Sunday, 10 July 2011

60. Boredoms - Vision Creation Newsun (2000)


One of the greatest live music epiphanies for me, was witnessing a then unknown to me & pals, Boredoms on a baking hot hazy Friday morning, opening the Other stage (then the NME stage) at Glastonbury in 1995. An unexpected outer space mix of free jazz, Napalm Death, and early Sonic Youth, performed with utter precision, power yet complete abandon by this Osaka Japanese group. One possible future music stood before us, making sense of the noise, Krautrock, thrash, electronic elements that our generation had been absorbing via underground record shops, John Peel. All of a sudden the leaden Britpop mob sounded duller than ever, and contemporary exploratory groups like the post rock Tortoise, Mogwai and Godspeed seemed painfully naval gazing and self conscious compared to the exploratory, outward looking, and joyous Boredoms. This is how music would be in the new millennium. Battles, Animal Collective, Black Dice, Lightning Bolt, Fuck Buttons, the embrace of trance within the rock jam, these have Boredoms to thank.

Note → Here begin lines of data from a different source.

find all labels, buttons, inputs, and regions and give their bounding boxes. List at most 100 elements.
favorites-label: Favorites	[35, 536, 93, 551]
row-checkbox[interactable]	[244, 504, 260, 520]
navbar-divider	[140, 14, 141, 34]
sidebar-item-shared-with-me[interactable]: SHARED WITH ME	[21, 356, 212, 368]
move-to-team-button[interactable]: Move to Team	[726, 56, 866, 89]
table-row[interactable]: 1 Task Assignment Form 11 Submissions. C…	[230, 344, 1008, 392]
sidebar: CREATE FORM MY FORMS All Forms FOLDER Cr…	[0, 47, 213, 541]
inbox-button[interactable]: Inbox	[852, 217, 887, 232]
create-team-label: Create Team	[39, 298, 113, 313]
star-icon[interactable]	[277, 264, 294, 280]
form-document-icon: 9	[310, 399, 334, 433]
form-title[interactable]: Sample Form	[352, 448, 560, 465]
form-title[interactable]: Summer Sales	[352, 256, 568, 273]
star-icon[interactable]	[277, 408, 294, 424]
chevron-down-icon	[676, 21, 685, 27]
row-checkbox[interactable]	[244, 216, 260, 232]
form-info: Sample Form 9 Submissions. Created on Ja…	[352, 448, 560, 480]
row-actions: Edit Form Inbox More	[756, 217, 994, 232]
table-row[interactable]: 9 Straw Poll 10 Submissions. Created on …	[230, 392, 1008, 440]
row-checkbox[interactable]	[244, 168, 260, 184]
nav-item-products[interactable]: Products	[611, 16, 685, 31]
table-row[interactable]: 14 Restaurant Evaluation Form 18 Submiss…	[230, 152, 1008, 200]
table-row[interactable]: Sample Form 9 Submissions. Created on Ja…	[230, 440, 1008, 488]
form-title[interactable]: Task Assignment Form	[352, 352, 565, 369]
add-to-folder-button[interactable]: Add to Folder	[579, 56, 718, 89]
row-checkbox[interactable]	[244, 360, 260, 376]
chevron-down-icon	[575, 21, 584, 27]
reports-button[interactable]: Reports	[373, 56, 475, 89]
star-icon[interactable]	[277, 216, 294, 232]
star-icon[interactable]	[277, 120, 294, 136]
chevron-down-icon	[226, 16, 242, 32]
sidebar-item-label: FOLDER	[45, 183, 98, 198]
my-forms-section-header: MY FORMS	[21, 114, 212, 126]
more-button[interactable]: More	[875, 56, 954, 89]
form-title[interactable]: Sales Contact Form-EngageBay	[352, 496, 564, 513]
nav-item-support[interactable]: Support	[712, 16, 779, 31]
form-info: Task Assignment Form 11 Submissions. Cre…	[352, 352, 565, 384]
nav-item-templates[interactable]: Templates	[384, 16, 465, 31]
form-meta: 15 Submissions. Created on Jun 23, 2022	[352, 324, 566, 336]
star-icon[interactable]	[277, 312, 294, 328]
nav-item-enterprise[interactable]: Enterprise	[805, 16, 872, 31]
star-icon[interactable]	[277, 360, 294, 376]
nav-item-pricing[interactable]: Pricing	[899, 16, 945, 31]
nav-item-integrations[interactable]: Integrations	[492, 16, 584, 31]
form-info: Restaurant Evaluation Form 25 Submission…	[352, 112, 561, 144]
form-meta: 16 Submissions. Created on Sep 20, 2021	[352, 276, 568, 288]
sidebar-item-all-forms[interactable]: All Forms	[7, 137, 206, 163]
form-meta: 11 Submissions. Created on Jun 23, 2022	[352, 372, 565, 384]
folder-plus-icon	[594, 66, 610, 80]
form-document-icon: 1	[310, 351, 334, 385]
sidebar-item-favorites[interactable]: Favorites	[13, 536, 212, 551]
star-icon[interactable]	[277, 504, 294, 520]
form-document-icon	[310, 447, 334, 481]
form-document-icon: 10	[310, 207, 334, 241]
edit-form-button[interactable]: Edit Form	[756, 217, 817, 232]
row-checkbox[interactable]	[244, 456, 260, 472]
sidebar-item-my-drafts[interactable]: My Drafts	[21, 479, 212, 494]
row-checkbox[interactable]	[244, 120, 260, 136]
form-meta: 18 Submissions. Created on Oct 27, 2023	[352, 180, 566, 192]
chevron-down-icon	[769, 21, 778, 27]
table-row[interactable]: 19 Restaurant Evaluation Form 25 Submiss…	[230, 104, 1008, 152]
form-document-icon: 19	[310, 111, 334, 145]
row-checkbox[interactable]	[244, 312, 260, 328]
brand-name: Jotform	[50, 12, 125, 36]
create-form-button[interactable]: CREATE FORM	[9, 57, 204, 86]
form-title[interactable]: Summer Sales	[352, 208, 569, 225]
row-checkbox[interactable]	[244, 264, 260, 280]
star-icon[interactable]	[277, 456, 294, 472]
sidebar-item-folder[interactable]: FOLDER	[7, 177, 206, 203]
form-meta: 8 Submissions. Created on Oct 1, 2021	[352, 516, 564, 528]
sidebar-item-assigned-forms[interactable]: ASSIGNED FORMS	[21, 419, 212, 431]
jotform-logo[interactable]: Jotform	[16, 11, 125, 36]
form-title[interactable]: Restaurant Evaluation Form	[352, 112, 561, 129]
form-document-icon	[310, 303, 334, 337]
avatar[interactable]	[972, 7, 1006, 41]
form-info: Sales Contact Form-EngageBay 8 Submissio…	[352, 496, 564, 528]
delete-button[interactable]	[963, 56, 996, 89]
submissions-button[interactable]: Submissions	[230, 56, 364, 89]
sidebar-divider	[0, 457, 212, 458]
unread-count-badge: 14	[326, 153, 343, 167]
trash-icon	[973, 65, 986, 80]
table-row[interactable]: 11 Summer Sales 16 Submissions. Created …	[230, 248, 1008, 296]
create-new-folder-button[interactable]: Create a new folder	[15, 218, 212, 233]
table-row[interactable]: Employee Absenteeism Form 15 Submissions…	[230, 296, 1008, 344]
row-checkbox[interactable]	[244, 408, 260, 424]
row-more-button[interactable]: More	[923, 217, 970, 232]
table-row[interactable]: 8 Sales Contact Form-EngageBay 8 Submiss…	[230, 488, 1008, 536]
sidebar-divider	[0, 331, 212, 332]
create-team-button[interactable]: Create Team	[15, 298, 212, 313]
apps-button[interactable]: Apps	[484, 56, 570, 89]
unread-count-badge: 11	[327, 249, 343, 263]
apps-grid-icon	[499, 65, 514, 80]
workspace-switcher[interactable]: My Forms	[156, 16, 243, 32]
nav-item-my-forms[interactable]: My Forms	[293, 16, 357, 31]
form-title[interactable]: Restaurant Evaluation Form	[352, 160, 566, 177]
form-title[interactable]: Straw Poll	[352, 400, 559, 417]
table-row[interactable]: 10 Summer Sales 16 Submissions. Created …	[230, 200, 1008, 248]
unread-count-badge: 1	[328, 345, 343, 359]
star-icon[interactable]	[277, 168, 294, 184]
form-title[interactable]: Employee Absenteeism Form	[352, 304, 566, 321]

Perhaps Super AE (1998) is the more experimental album, certainly it has more post production, it's more fragmented, and more immediately thrilling. Vision Creation Newsun however completed Boredoms new direction. The whole album is really one long percussion jam (although not really a jam, as there is little improvisation, the whole thing is massively detailed and precise, a Japanese trait?), set around complex and uplifting grooves, Amon Duul II type chants, electronic effects, melodic touches from synths, guitars, all aimed straight at the sun.
Japanese groups such as Boredoms, Acid Mothers Temple, Melt Banana & Boris often get criticism for lack of originality, that they are essentially highly skilled pastiches of classic styles of music. Often these groups have gone one stage further, by venturing far beyond what their musical ancestors were able or prepared to do. They will ask questions like what if King Crimson were punks who liked raving, or imagine if the stooges had heard death metal, or imagine Alice Coltrane jamming with Hendrix and Ya Ho Wha on the moon....on ketamine.
These exploratory avenues appear like uncompleted bridges in the sky, and perhaps only when these bridges are complete, will the future again await us.